La Dra. agresiva no se quedó ahí, dijo muy campante adelante de mi nene, que en ese entonces tenía ocho años, que estaba mintiendo, que fingía, que necesitaba un analista más que un oftalmólogo, que yo tenía que darle más atención, que ella estaba cansada de ver casos así, de simuladores. Yo hoy me pregunto a cuantos nenes con Stargardt esta buena señora habrá mandado a su casa sin diagnosticar, aventurando sus sospechas desde un lugar absolutamente poco científico, sin matrícula psiquiátrica, apenas creencias, apenas conjeturas de una mala profesional. Que hicieron sin duda mucho daño.
Entre todas las cosas que dijo esta mujer, hubo una que acatamos sin dudarlo (yo ya no sabía qué cosa hacer estaba desesperada viendo que mi hijo cada día veía menos) "que este chico este al aire libre y que haga el ejercicio de mirar a lo lejos".
Entonces nos fuimos mi marido, mi hijito y yo a las más tristes vacaciones de mi vida, un verano de camping en la Patagonia en el que no paramos de señalar liebres a lo lejos, liebres que Felipe jamás alcanzaba a ver.

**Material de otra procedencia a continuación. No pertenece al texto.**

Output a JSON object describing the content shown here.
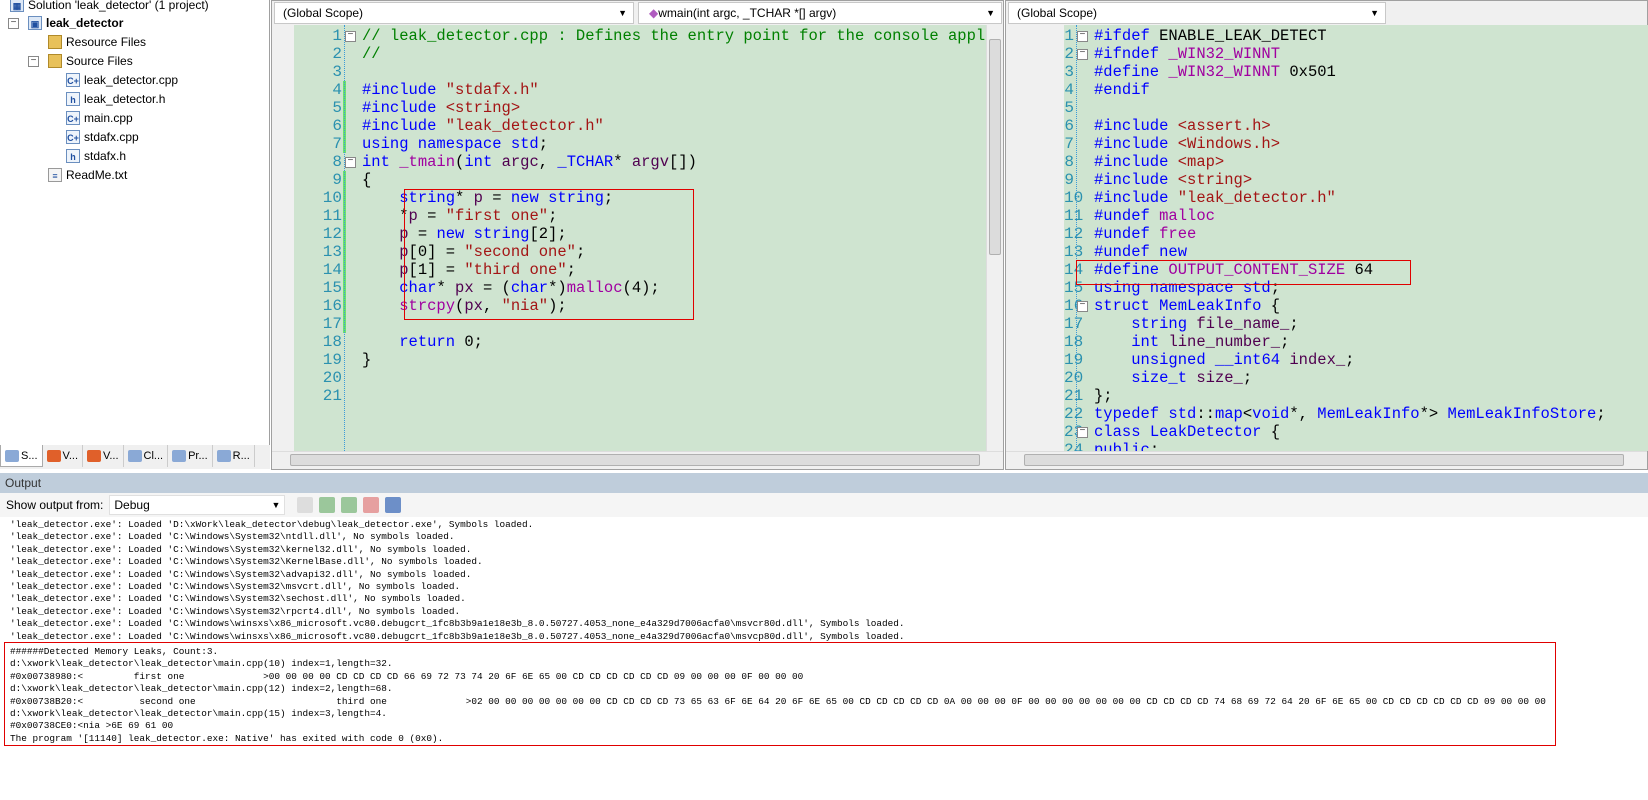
{
  "solution_explorer": {
    "items": [
      {
        "label": "Solution 'leak_detector' (1 project)",
        "icon": "solution-icon",
        "level": 0,
        "bold": false
      },
      {
        "label": "leak_detector",
        "icon": "project-icon",
        "level": 0,
        "bold": true
      },
      {
        "label": "Resource Files",
        "icon": "folder-icon",
        "level": 1,
        "bold": false
      },
      {
        "label": "Source Files",
        "icon": "folder-open-icon",
        "level": 1,
        "bold": false
      },
      {
        "label": "leak_detector.cpp",
        "icon": "cpp-file-icon",
        "level": 2,
        "bold": false
      },
      {
        "label": "leak_detector.h",
        "icon": "header-file-icon",
        "level": 2,
        "bold": false
      },
      {
        "label": "main.cpp",
        "icon": "cpp-file-icon",
        "level": 2,
        "bold": false
      },
      {
        "label": "stdafx.cpp",
        "icon": "cpp-file-icon",
        "level": 2,
        "bold": false
      },
      {
        "label": "stdafx.h",
        "icon": "header-file-icon",
        "level": 2,
        "bold": false
      },
      {
        "label": "ReadMe.txt",
        "icon": "text-file-icon",
        "level": 1,
        "bold": false
      }
    ],
    "tabs": [
      "S...",
      "V...",
      "V...",
      "Cl...",
      "Pr...",
      "R..."
    ]
  },
  "left_editor": {
    "scope": "(Global Scope)",
    "function": "wmain(int argc, _TCHAR *[] argv)",
    "lines": [
      [
        [
          "c",
          "// leak_detector.cpp : Defines the entry point for the console application."
        ]
      ],
      [
        [
          "c",
          "//"
        ]
      ],
      [],
      [
        [
          "k",
          "#include "
        ],
        [
          "s",
          "\"stdafx.h\""
        ]
      ],
      [
        [
          "k",
          "#include "
        ],
        [
          "s",
          "<string>"
        ]
      ],
      [
        [
          "k",
          "#include "
        ],
        [
          "s",
          "\"leak_detector.h\""
        ]
      ],
      [
        [
          "k",
          "using namespace "
        ],
        [
          "k",
          "std"
        ],
        [
          "n",
          ";"
        ]
      ],
      [
        [
          "k",
          "int "
        ],
        [
          "m",
          "_tmain"
        ],
        [
          "n",
          "("
        ],
        [
          "k",
          "int "
        ],
        [
          "v",
          "argc"
        ],
        [
          "n",
          ", "
        ],
        [
          "k",
          "_TCHAR"
        ],
        [
          "n",
          "* "
        ],
        [
          "v",
          "argv"
        ],
        [
          "n",
          "[])"
        ]
      ],
      [
        [
          "n",
          "{"
        ]
      ],
      [
        [
          "n",
          "    "
        ],
        [
          "k",
          "string"
        ],
        [
          "n",
          "* "
        ],
        [
          "v",
          "p"
        ],
        [
          "n",
          " = "
        ],
        [
          "k",
          "new string"
        ],
        [
          "n",
          ";"
        ]
      ],
      [
        [
          "n",
          "    *"
        ],
        [
          "v",
          "p"
        ],
        [
          "n",
          " = "
        ],
        [
          "s",
          "\"first one\""
        ],
        [
          "n",
          ";"
        ]
      ],
      [
        [
          "n",
          "    "
        ],
        [
          "v",
          "p"
        ],
        [
          "n",
          " = "
        ],
        [
          "k",
          "new string"
        ],
        [
          "n",
          "[2];"
        ]
      ],
      [
        [
          "n",
          "    "
        ],
        [
          "v",
          "p"
        ],
        [
          "n",
          "[0] = "
        ],
        [
          "s",
          "\"second one\""
        ],
        [
          "n",
          ";"
        ]
      ],
      [
        [
          "n",
          "    "
        ],
        [
          "v",
          "p"
        ],
        [
          "n",
          "[1] = "
        ],
        [
          "s",
          "\"third one\""
        ],
        [
          "n",
          ";"
        ]
      ],
      [
        [
          "n",
          "    "
        ],
        [
          "k",
          "char"
        ],
        [
          "n",
          "* "
        ],
        [
          "v",
          "px"
        ],
        [
          "n",
          " = ("
        ],
        [
          "k",
          "char"
        ],
        [
          "n",
          "*)"
        ],
        [
          "m",
          "malloc"
        ],
        [
          "n",
          "(4);"
        ]
      ],
      [
        [
          "n",
          "    "
        ],
        [
          "m",
          "strcpy"
        ],
        [
          "n",
          "("
        ],
        [
          "v",
          "px"
        ],
        [
          "n",
          ", "
        ],
        [
          "s",
          "\"nia\""
        ],
        [
          "n",
          ");"
        ]
      ],
      [],
      [
        [
          "n",
          "    "
        ],
        [
          "k",
          "return "
        ],
        [
          "n",
          "0;"
        ]
      ],
      [
        [
          "n",
          "}"
        ]
      ],
      [],
      []
    ]
  },
  "right_editor": {
    "scope": "(Global Scope)",
    "lines": [
      [
        [
          "k",
          "#ifdef "
        ],
        [
          "n",
          "ENABLE_LEAK_DETECT"
        ]
      ],
      [
        [
          "k",
          "#ifndef "
        ],
        [
          "m",
          "_WIN32_WINNT"
        ]
      ],
      [
        [
          "k",
          "#define "
        ],
        [
          "m",
          "_WIN32_WINNT"
        ],
        [
          "n",
          " 0x501"
        ]
      ],
      [
        [
          "k",
          "#endif"
        ]
      ],
      [],
      [
        [
          "k",
          "#include "
        ],
        [
          "s",
          "<assert.h>"
        ]
      ],
      [
        [
          "k",
          "#include "
        ],
        [
          "s",
          "<Windows.h>"
        ]
      ],
      [
        [
          "k",
          "#include "
        ],
        [
          "s",
          "<map>"
        ]
      ],
      [
        [
          "k",
          "#include "
        ],
        [
          "s",
          "<string>"
        ]
      ],
      [
        [
          "k",
          "#include "
        ],
        [
          "s",
          "\"leak_detector.h\""
        ]
      ],
      [
        [
          "k",
          "#undef "
        ],
        [
          "m",
          "malloc"
        ]
      ],
      [
        [
          "k",
          "#undef "
        ],
        [
          "m",
          "free"
        ]
      ],
      [
        [
          "k",
          "#undef "
        ],
        [
          "k",
          "new"
        ]
      ],
      [
        [
          "k",
          "#define "
        ],
        [
          "m",
          "OUTPUT_CONTENT_SIZE"
        ],
        [
          "n",
          " 64"
        ]
      ],
      [
        [
          "k",
          "using namespace std"
        ],
        [
          "n",
          ";"
        ]
      ],
      [
        [
          "k",
          "struct "
        ],
        [
          "k",
          "MemLeakInfo"
        ],
        [
          "n",
          " {"
        ]
      ],
      [
        [
          "n",
          "    "
        ],
        [
          "k",
          "string "
        ],
        [
          "v",
          "file_name_"
        ],
        [
          "n",
          ";"
        ]
      ],
      [
        [
          "n",
          "    "
        ],
        [
          "k",
          "int "
        ],
        [
          "v",
          "line_number_"
        ],
        [
          "n",
          ";"
        ]
      ],
      [
        [
          "n",
          "    "
        ],
        [
          "k",
          "unsigned __int64 "
        ],
        [
          "v",
          "index_"
        ],
        [
          "n",
          ";"
        ]
      ],
      [
        [
          "n",
          "    "
        ],
        [
          "k",
          "size_t "
        ],
        [
          "v",
          "size_"
        ],
        [
          "n",
          ";"
        ]
      ],
      [
        [
          "n",
          "};"
        ]
      ],
      [
        [
          "k",
          "typedef "
        ],
        [
          "k",
          "std"
        ],
        [
          "n",
          "::"
        ],
        [
          "k",
          "map"
        ],
        [
          "n",
          "<"
        ],
        [
          "k",
          "void"
        ],
        [
          "n",
          "*, "
        ],
        [
          "k",
          "MemLeakInfo"
        ],
        [
          "n",
          "*> "
        ],
        [
          "k",
          "MemLeakInfoStore"
        ],
        [
          "n",
          ";"
        ]
      ],
      [
        [
          "k",
          "class "
        ],
        [
          "k",
          "LeakDetector"
        ],
        [
          "n",
          " {"
        ]
      ],
      [
        [
          "k",
          "public"
        ],
        [
          "n",
          ":"
        ]
      ]
    ]
  },
  "output": {
    "title": "Output",
    "show_from_label": "Show output from:",
    "show_from_value": "Debug",
    "lines": [
      "'leak_detector.exe': Loaded 'D:\\xWork\\leak_detector\\debug\\leak_detector.exe', Symbols loaded.",
      "'leak_detector.exe': Loaded 'C:\\Windows\\System32\\ntdll.dll', No symbols loaded.",
      "'leak_detector.exe': Loaded 'C:\\Windows\\System32\\kernel32.dll', No symbols loaded.",
      "'leak_detector.exe': Loaded 'C:\\Windows\\System32\\KernelBase.dll', No symbols loaded.",
      "'leak_detector.exe': Loaded 'C:\\Windows\\System32\\advapi32.dll', No symbols loaded.",
      "'leak_detector.exe': Loaded 'C:\\Windows\\System32\\msvcrt.dll', No symbols loaded.",
      "'leak_detector.exe': Loaded 'C:\\Windows\\System32\\sechost.dll', No symbols loaded.",
      "'leak_detector.exe': Loaded 'C:\\Windows\\System32\\rpcrt4.dll', No symbols loaded.",
      "'leak_detector.exe': Loaded 'C:\\Windows\\winsxs\\x86_microsoft.vc80.debugcrt_1fc8b3b9a1e18e3b_8.0.50727.4053_none_e4a329d7006acfa0\\msvcr80d.dll', Symbols loaded.",
      "'leak_detector.exe': Loaded 'C:\\Windows\\winsxs\\x86_microsoft.vc80.debugcrt_1fc8b3b9a1e18e3b_8.0.50727.4053_none_e4a329d7006acfa0\\msvcp80d.dll', Symbols loaded.",
      "######Detected Memory Leaks, Count:3.",
      "d:\\xwork\\leak_detector\\leak_detector\\main.cpp(10) index=1,length=32.",
      "#0x00738980:<         first one              >00 00 00 00 CD CD CD CD 66 69 72 73 74 20 6F 6E 65 00 CD CD CD CD CD CD 09 00 00 00 0F 00 00 00",
      "d:\\xwork\\leak_detector\\leak_detector\\main.cpp(12) index=2,length=68.",
      "#0x00738B20:<          second one                         third one              >02 00 00 00 00 00 00 00 CD CD CD CD 73 65 63 6F 6E 64 20 6F 6E 65 00 CD CD CD CD CD 0A 00 00 00 0F 00 00 00 00 00 00 00 CD CD CD CD 74 68 69 72 64 20 6F 6E 65 00 CD CD CD CD CD CD 09 00 00 00",
      "d:\\xwork\\leak_detector\\leak_detector\\main.cpp(15) index=3,length=4.",
      "#0x00738CE0:<nia >6E 69 61 00",
      "The program '[11140] leak_detector.exe: Native' has exited with code 0 (0x0)."
    ]
  },
  "colors": {
    "editor_bg": "#cfe4d0",
    "keyword": "#0000ff",
    "string": "#a31515",
    "comment": "#008000",
    "highlight_box": "#e00000",
    "line_number": "#2b91af"
  }
}
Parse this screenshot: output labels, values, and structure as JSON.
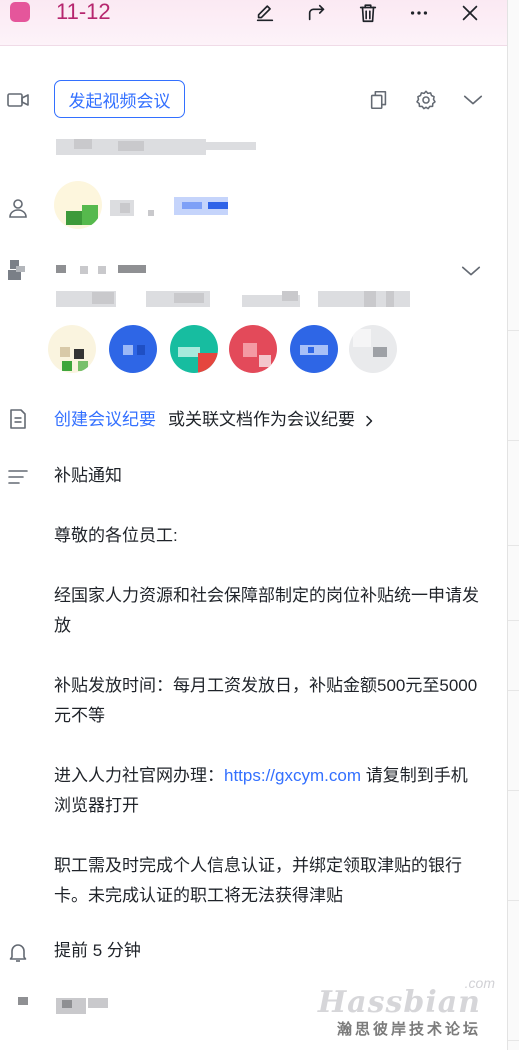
{
  "header": {
    "title": "11-12",
    "accent_color": "#e5569b",
    "actions": [
      "edit-icon",
      "share-icon",
      "delete-icon",
      "more-icon",
      "close-icon"
    ]
  },
  "meeting": {
    "video_button_label": "发起视频会议",
    "actions": [
      "copy-icon",
      "settings-icon",
      "chevron-down-icon"
    ]
  },
  "minutes": {
    "create_label": "创建会议纪要",
    "link_doc_label": "或关联文档作为会议纪要"
  },
  "description": {
    "title": "补贴通知",
    "greeting": "尊敬的各位员工:",
    "para1": "经国家人力资源和社会保障部制定的岗位补贴统一申请发放",
    "para2": "补贴发放时间：每月工资发放日，补贴金额500元至5000元不等",
    "para3_prefix": "进入人力社官网办理：",
    "para3_link": "https://gxcym.com",
    "para3_suffix": " 请复制到手机浏览器打开",
    "para4": "职工需及时完成个人信息认证，并绑定领取津贴的银行卡。未完成认证的职工将无法获得津贴"
  },
  "reminder": {
    "label": "提前 5 分钟"
  },
  "watermark": {
    "brand": "Hassbian",
    "suffix": ".com",
    "subtitle": "瀚思彼岸技术论坛"
  }
}
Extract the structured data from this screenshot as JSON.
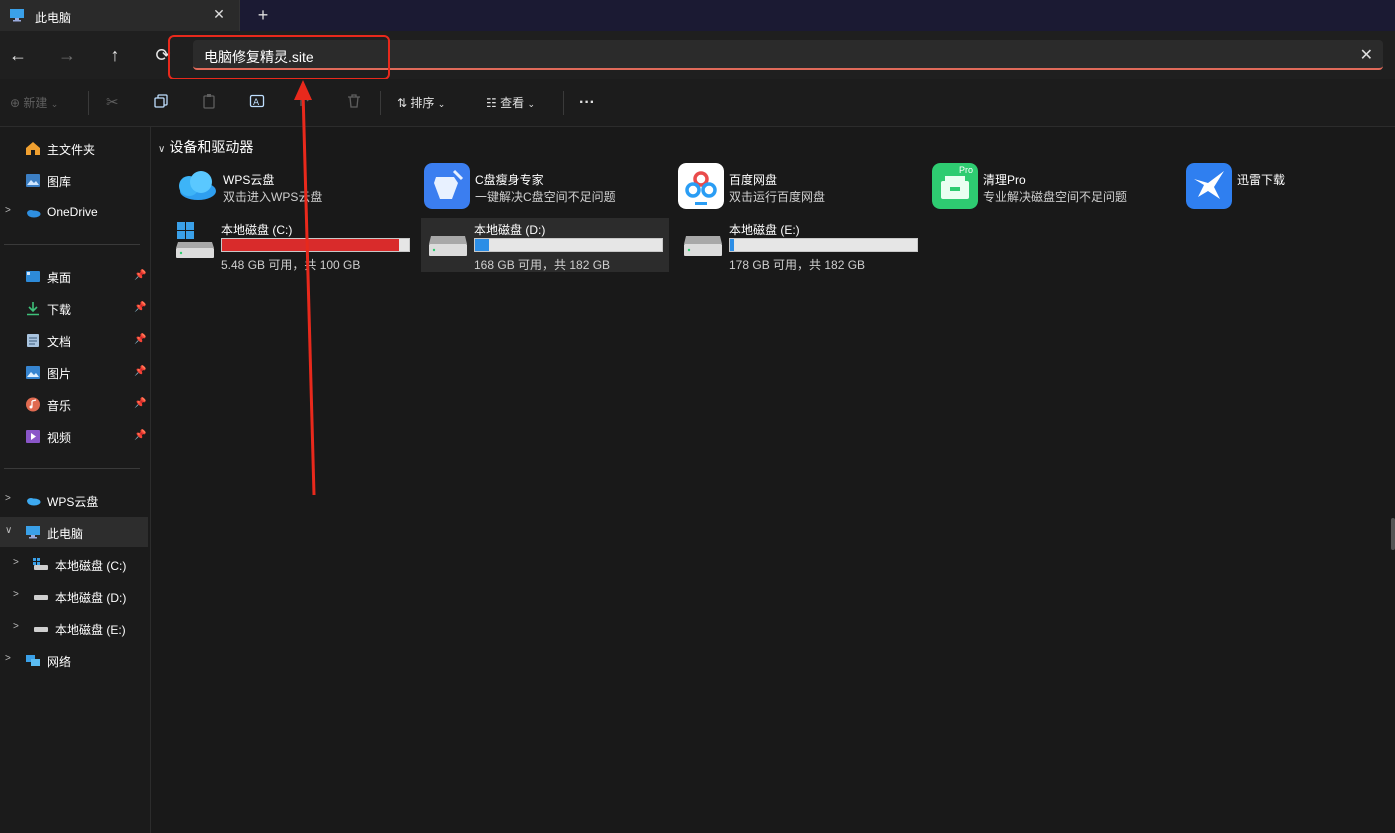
{
  "tab": {
    "title": "此电脑",
    "close": "✕",
    "new_tab": "+"
  },
  "nav": {
    "back": "←",
    "forward": "→",
    "up": "↑",
    "refresh": "⟳",
    "address": "电脑修复精灵.site",
    "clear": "✕"
  },
  "toolbar": {
    "new_label": "新建",
    "sort_label": "排序",
    "view_label": "查看",
    "more": "···"
  },
  "sidebar": {
    "quick": [
      {
        "label": "主文件夹",
        "icon": "home-icon"
      },
      {
        "label": "图库",
        "icon": "gallery-icon"
      },
      {
        "label": "OneDrive",
        "icon": "onedrive-icon"
      }
    ],
    "pinned": [
      {
        "label": "桌面",
        "icon": "desktop-icon"
      },
      {
        "label": "下载",
        "icon": "download-icon"
      },
      {
        "label": "文档",
        "icon": "documents-icon"
      },
      {
        "label": "图片",
        "icon": "pictures-icon"
      },
      {
        "label": "音乐",
        "icon": "music-icon"
      },
      {
        "label": "视频",
        "icon": "videos-icon"
      }
    ],
    "tree": [
      {
        "label": "WPS云盘",
        "icon": "wps-cloud-icon"
      },
      {
        "label": "此电脑",
        "icon": "this-pc-icon"
      },
      {
        "label": "本地磁盘 (C:)",
        "icon": "drive-c-icon"
      },
      {
        "label": "本地磁盘 (D:)",
        "icon": "drive-icon"
      },
      {
        "label": "本地磁盘 (E:)",
        "icon": "drive-icon"
      },
      {
        "label": "网络",
        "icon": "network-icon"
      }
    ]
  },
  "main": {
    "section_title": "设备和驱动器",
    "apps": [
      {
        "name": "WPS云盘",
        "desc": "双击进入WPS云盘",
        "icon": "wps-cloud-icon"
      },
      {
        "name": "C盘瘦身专家",
        "desc": "一键解决C盘空间不足问题",
        "icon": "broom-icon"
      },
      {
        "name": "百度网盘",
        "desc": "双击运行百度网盘",
        "icon": "baidu-netdisk-icon"
      },
      {
        "name": "清理Pro",
        "desc": "专业解决磁盘空间不足问题",
        "icon": "cleaner-pro-icon",
        "badge": "Pro"
      },
      {
        "name": "迅雷下载",
        "desc": "",
        "icon": "thunder-icon"
      }
    ],
    "drives": [
      {
        "name": "本地磁盘 (C:)",
        "info": "5.48 GB 可用，共 100 GB",
        "used_fraction": 0.945,
        "color": "#d92b2b"
      },
      {
        "name": "本地磁盘 (D:)",
        "info": "168 GB 可用，共 182 GB",
        "used_fraction": 0.077,
        "color": "#2c8ee6"
      },
      {
        "name": "本地磁盘 (E:)",
        "info": "178 GB 可用，共 182 GB",
        "used_fraction": 0.022,
        "color": "#2c8ee6"
      }
    ]
  }
}
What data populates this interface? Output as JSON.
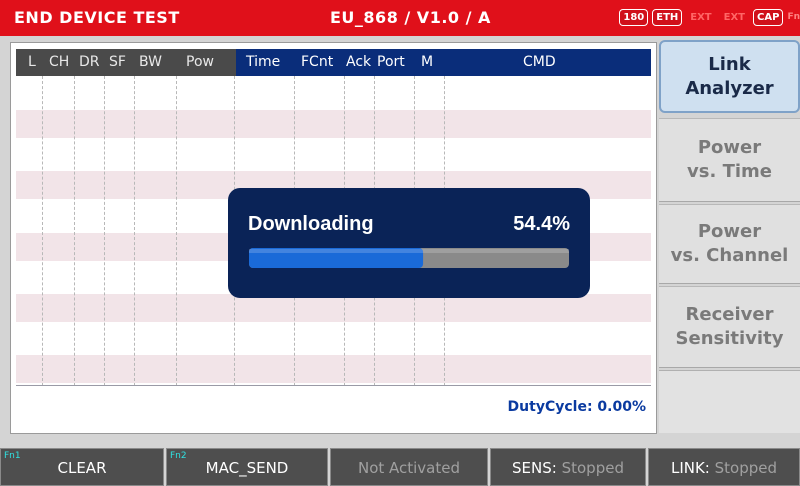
{
  "titlebar": {
    "title": "END DEVICE TEST",
    "mode": "EU_868 / V1.0 / A",
    "badges": [
      "180",
      "ETH",
      "EXT",
      "EXT",
      "CAP",
      "Fn"
    ]
  },
  "table": {
    "left_headers": [
      "L",
      "CH",
      "DR",
      "SF",
      "BW",
      "Pow"
    ],
    "right_headers": [
      "Time",
      "FCnt",
      "Ack",
      "Port",
      "M",
      "CMD"
    ]
  },
  "dialog": {
    "title": "Downloading",
    "percent_text": "54.4%",
    "progress": 0.544
  },
  "status": {
    "duty_cycle": "DutyCycle: 0.00%"
  },
  "sidebar": {
    "items": [
      {
        "label": "Link\nAnalyzer",
        "active": true
      },
      {
        "label": "Power\nvs. Time",
        "active": false
      },
      {
        "label": "Power\nvs. Channel",
        "active": false
      },
      {
        "label": "Receiver\nSensitivity",
        "active": false
      }
    ]
  },
  "footer": {
    "fn1_tag": "Fn1",
    "fn1_label": "CLEAR",
    "fn2_tag": "Fn2",
    "fn2_label": "MAC_SEND",
    "not_activated": "Not Activated",
    "sens_key": "SENS:",
    "sens_value": "Stopped",
    "link_key": "LINK:",
    "link_value": "Stopped"
  },
  "colors": {
    "titlebar": "#e0101a",
    "header_dark": "#4a4a4a",
    "header_blue": "#0a2d7a",
    "dialog": "#0a2357",
    "progress_fill": "#1a6ad8",
    "progress_track": "#8a8a8a",
    "fn_tag": "#30e0e0"
  }
}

Un día subidos a un glaciar apareció sobre nuestras cabezas gigante y negra recortándose en el cielo la silueta fenomenal de un cóndor. Entonces yo espontáneamente y sin pensar en los ejercicios para la vista que habían signado todas las vacaciones, grité señalando en alto "mirá Feli un cóndor!" y Felipito miro para arriba y dijo "¡¿dónde?!" y yo, sintiendo que las lágrimas me ardían contesté "se escondió, ya no está, se metió atrás de una nube…" porque no pude decirle que el cóndor estaba allí arriba de su cabecita y que él no lo veía.
Ese día se acabo la espera, los médicos no sabrían que era, pero Felipe tenía algo serio en sus ojos.
Finalmente a los 13 años de mi hijo y cuando estaba festejando haber ingresado al colegio Nacional de Buenos Aires, un oftalmólogo en una guardia del Italiano preguntó lo que todos hubieran debido preguntar en la primer consulta en la que el fondo de ojo perfecto no coincidiera con la capacidad de leer el cartel del consultorio: "¿este chico vio a un retinólogo?"
No, no habíamos visto a ningún retinólogo y ni sabíamos que existieran.
En pocos minutos el resultado de una retinografía hecho luz sobre 7 años de angustiosa búsqueda de respuesta: Felipe tenía Stargardt, una enfermedad degenerativa de la retina, de origen genético que discapacita a 1 cada 10.000 chicos. El origen de todo estaba en una mutación en el gen ABCA4 que tanto el papá como yo le habíamos transmitido.
El caso de Felipe no fue excepcional, de todos los chicos que luego encontramos la enormísima mayoría tardó añares en arribar a un diagnóstico.
El fondo de ojo daba bien porque lo que él tenía mal era la mácula, no los lentecitos de su ojo sino las células nerviosas de la retina, por eso es que esta enfermedad no se iba a corregir con lentes, porque el asunto estaba en los conos. Feli tenía afectada la visión central y también la periférica (Stargardt con Fundus Flavimaculatus una versión más complicada del Stargardt).
Feli veía mal, desde muy chico venía viendo como a través de un vidrio sucio, lleno de manchas, no veía el pizarrón, no reconocía a la gente por la calle hasta tenerla cerca, no leía el menú de los restaurantes, no identificaba a los colectivos que llegaban a la parada, no veía el color del semáforo del otro lado de la avenida para saber cuándo cruzar, Felipe dejó el colegio nacional porque era difícil contar con las adaptaciones que necesitaba, Feli sacó un certificado de Discapacidad, Felipe tiene Baja Visión.
La verdad era dura, pero, aunque no lo sabíamos, empezábamos a salir de la oscuridad, pronto encontraríamos a otros como nosotros, y juntos, íbamos a empezar a trabajar por la conquista de la cura.